Um coração humano bate em média entre 60 a 70 vezes por minuto. Para o ser humano que vive em média 80 anos chegamos a quase 3 mil milhões. Ou se preferirem 3 000 000 000 de batidas. São muitos zeros. Acrescentemos a esta equação que durante muito tempo suspeitou-se que os corações tinham um número limitado de batidas. Neil Armstrong, o primeiro humano a pisar a Lua, foi metido nesta discussão ao ser-lhe atribuída uma frase (entretanto desmentida) onde dizia que “Acredito que cada ser humano tem um número finito de batidas. Por esta razão não pretendo desperdiçá-las a correr ou a fazer exercícios”. Para todos e todas que já pensavam em cortar nas horas de exercício para não gastar as vossas batidas, podem esquecer este argumento pois há muito que foi desacreditado.

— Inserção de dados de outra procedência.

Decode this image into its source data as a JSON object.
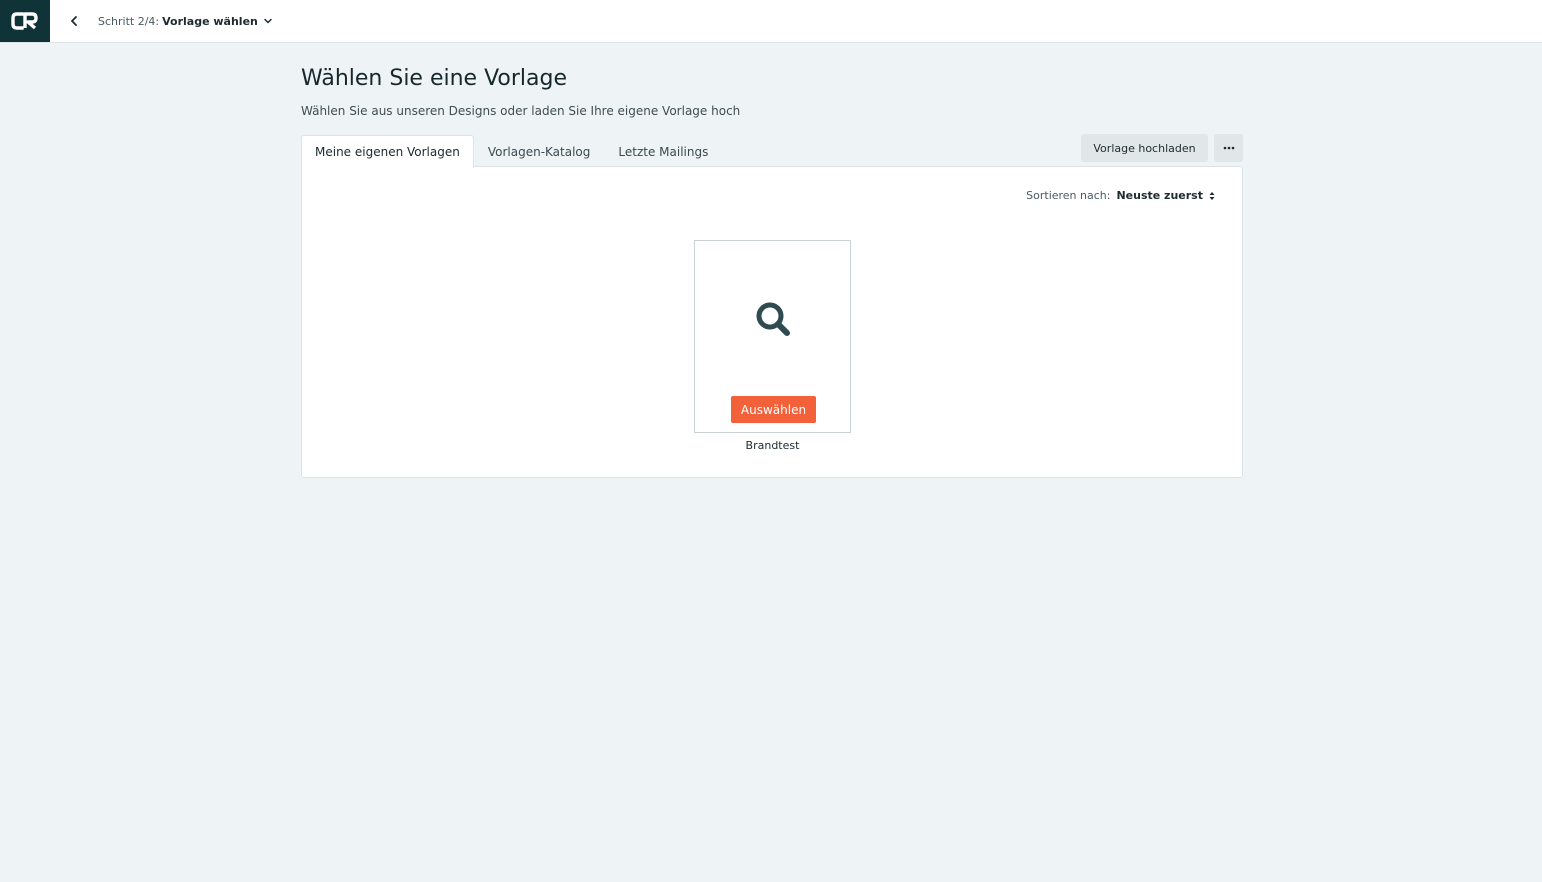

O coração é na verdade um órgão fascinante. É dos poucos órgãos que podemos sentir com as nossas mãos. Dizemos que bate, mas também que dói, que aperta, que aguenta, que se remenda, que pode ser embalado, que acelera, que se entrega, que late, que se maltrata, que se abre e eventualmente que se parte. Acontece-lhe de quase tudo e tem até um dia onde é rei e senhor das montras e aparece em tudo o que é lugar. No entanto a sua função básica é o garante da vida. Ao bater, alimenta as células e oxigena o corpo. O dos humanos, mas não só.  

Recentemente lembrei-me de um coração do qual poucos esperavam muita coisa. Trata-se de Laika, a cadela condenada a ser o primeiro ser vivo no Espaço. Laika foi escolhida (com uma substituta), entre os cães de rua de Moscovo e foi-lhe dado um bilhete de ida na Sputnik 2. Durante vários meses foi preparada para a viagem que lhe levaria à órbita terrestre, mas poucos acreditavam que sobreviveria a fase inicial do voo. Com a instalação de diversos sensores no seu corpo, Laika foi colocada no espaço exímio da cápsula que lhe foi reservado e que lhe serviria de transporte. Ali ficou 3 dias para se habituar. 

No dia da partida os cuidadores despediram-se dela. Durante a fase da descolagem, o som dos reatores e a pressão assustaram-na de tal forma que o seu ritmo cardíaco triplicou. Contra todas as expetativas Laika sobreviveu. Uma vez em órbita, estima-se que Laika tenha sobrevivido durante 103 minutos e completado entre 5 a 6 das 2570 órbitas que a Sputnik 2 completou nos seus 5 meses de missão. Após a órbita número 4 a temperatura no interior da cápsula atingiu os 32 graus e a vida tornou-se praticamente insustentável.

O coração da Laika não utilizou todas as suas batidas durante a sua estadia na Sputnik 2, ainda assim conseguiu latir mais forte que os reatores de uma cápsula espacial.